Huit ans après la réforme du Code minier de 2018, les mécanismes destinés à garantir une meilleure redistribution des revenus miniers aux communautés locales peinent encore à produire les effets attendus dans les provinces du Haut-Katanga et du Lualaba.
C’est le constat dressé par une analyse du chercheur Fabien Mayani, consultée par Mines.cd, qui met en évidence une faiblesse souvent ignorée du dispositif : l’absence de délais contraignants dans plusieurs mécanismes de responsabilité sociétale des entreprises (RSE), combinée à un déficit de recours juridiques en cas de blocage.
Une réforme ambitieuse sur le papier
La révision du Code minier en 2018 avait marqué un tournant majeur dans la gouvernance du secteur extractif congolais. La responsabilité sociétale des entreprises n’était plus considérée comme une démarche volontaire, mais comme une obligation légale.
Trois instruments financiers ont ainsi été institués pour garantir des retombées directes aux populations riveraines des projets miniers :
le cahier des charges négocié entre les entreprises et les communautés locales ;
la dotation de 0,3 % du chiffre d’affaires des sociétés minières, destinée au financement de projets communautaires ;
la redevance minière, dont 14 % doivent être reversés aux Entités territoriales décentralisées (ETD).
Malgré ces avancées, les résultats observés sur le terrain demeurent largement en deçà des attentes.
Des négociations qui s’éternisent
Selon l’étude, l’un des principaux blocages concerne les cahiers des charges.
Si la réglementation prévoit des délais pour l’exécution des projets une fois les documents signés, elle reste silencieuse sur la durée des négociations et du processus d’approbation.
Dans plusieurs cas observés au Lualaba, certains cahiers des charges auraient nécessité entre trois et cinq ans avant d’obtenir leur validation définitive.
« Les négociations sans cadre temporel permettent aux entreprises de différer indéfiniment leurs engagements, retardant ainsi la réalisation des infrastructures promises aux communautés », souligne l’analyse.
Cette situation alimente les frustrations des populations et affaiblit la confiance entre les différents acteurs.
La dotation de 0,3 % confrontée à des blocages administratifs
Le mécanisme de la dotation de 0,3 % du chiffre d’affaires est également confronté à des difficultés de mise en œuvre.
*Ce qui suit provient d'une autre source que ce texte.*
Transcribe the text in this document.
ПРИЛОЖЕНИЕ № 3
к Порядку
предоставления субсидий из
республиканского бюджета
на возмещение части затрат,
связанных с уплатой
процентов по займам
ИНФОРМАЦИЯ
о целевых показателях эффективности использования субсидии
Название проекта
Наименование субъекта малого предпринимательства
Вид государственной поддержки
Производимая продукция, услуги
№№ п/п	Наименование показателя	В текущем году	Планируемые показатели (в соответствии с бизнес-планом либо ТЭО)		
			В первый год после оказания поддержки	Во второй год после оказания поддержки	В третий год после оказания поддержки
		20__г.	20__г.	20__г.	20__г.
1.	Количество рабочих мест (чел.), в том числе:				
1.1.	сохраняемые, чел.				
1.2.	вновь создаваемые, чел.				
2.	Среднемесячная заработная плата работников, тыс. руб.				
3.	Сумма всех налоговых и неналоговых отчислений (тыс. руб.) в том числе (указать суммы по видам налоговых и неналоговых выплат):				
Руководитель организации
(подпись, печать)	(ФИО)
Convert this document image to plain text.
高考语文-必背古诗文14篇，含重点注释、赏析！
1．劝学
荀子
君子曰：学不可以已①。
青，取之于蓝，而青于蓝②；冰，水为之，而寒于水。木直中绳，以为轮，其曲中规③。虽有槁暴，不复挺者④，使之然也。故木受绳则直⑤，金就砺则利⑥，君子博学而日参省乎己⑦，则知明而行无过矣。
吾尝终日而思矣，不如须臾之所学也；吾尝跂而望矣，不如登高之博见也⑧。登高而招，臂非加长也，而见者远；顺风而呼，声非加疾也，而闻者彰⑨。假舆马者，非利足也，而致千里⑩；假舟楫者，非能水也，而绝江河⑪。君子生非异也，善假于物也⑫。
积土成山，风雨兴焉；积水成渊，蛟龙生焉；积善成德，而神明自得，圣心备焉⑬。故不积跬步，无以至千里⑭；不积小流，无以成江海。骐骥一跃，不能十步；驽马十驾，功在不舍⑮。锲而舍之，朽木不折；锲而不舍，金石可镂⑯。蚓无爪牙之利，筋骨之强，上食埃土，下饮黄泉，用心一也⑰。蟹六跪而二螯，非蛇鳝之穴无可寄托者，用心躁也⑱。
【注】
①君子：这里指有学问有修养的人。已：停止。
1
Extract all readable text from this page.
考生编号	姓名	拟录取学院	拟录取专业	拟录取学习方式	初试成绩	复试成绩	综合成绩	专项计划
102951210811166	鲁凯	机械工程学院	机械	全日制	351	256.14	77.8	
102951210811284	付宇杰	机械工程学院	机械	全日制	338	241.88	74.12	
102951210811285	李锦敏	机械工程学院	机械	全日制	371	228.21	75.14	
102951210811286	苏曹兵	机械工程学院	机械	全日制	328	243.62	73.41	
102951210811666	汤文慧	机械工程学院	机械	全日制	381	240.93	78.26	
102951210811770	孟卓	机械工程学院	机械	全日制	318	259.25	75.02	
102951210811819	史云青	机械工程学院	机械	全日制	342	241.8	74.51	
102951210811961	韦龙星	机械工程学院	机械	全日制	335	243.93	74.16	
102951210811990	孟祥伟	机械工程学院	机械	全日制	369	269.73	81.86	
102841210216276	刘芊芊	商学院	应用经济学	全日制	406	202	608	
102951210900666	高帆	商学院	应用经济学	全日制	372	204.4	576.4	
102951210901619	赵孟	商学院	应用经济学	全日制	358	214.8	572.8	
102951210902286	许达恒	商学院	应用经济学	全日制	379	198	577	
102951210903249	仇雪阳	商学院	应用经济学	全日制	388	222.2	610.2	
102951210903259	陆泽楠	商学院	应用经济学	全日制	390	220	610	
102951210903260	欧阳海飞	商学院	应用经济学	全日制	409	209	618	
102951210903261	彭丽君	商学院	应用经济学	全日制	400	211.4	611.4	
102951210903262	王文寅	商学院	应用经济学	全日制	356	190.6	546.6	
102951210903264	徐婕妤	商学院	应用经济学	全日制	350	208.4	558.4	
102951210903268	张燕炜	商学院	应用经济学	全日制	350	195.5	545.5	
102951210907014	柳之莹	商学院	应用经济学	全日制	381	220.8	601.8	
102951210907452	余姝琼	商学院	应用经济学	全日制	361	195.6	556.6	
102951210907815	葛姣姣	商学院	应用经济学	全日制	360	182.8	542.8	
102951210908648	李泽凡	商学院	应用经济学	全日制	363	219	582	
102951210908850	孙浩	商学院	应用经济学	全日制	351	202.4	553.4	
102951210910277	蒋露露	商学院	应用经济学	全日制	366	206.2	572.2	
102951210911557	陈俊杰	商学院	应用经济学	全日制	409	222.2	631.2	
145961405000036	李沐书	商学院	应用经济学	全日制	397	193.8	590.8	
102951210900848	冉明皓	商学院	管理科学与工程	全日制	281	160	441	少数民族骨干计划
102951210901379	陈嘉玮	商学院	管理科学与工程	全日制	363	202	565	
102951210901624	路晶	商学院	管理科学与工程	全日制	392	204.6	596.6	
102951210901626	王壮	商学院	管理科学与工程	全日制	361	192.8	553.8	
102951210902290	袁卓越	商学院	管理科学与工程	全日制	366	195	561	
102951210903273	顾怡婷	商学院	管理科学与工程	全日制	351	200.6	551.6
L’étude relève que, si les modalités de calcul et de prélèvement sont clairement définies, aucun délai légal n’est imposé pour l’installation des organismes chargés de gérer ces fonds.
Conséquence : plusieurs millions de dollars resteraient immobilisés sur des comptes provisoires en attendant la mise en place des structures de gestion.
« Des fonds existent, mais ils demeurent inopérants faute d’actes administratifs permettant leur utilisation au profit des communautés », indique le document.
Les redevances minières versées aux ETD également concernées
Les difficultés touchent aussi le mécanisme de rétrocession des 14 % de la redevance minière aux Entités territoriales décentralisées.
Bien que le principe du paiement direct ait été conçu pour accélérer les transferts, l’étude constate l’absence de délais obligatoires pour plusieurs étapes administratives essentielles, notamment l’émission des notes de débit et la transmission des titres de paiement.
Cette situation engendre des versements tardifs ou fragmentés, compliquant considérablement la planification budgétaire des collectivités locales.
Un déficit de recours juridiques
Au-delà des lenteurs administratives, l’analyse met en évidence un problème plus profond : le manque de justiciabilité du dispositif.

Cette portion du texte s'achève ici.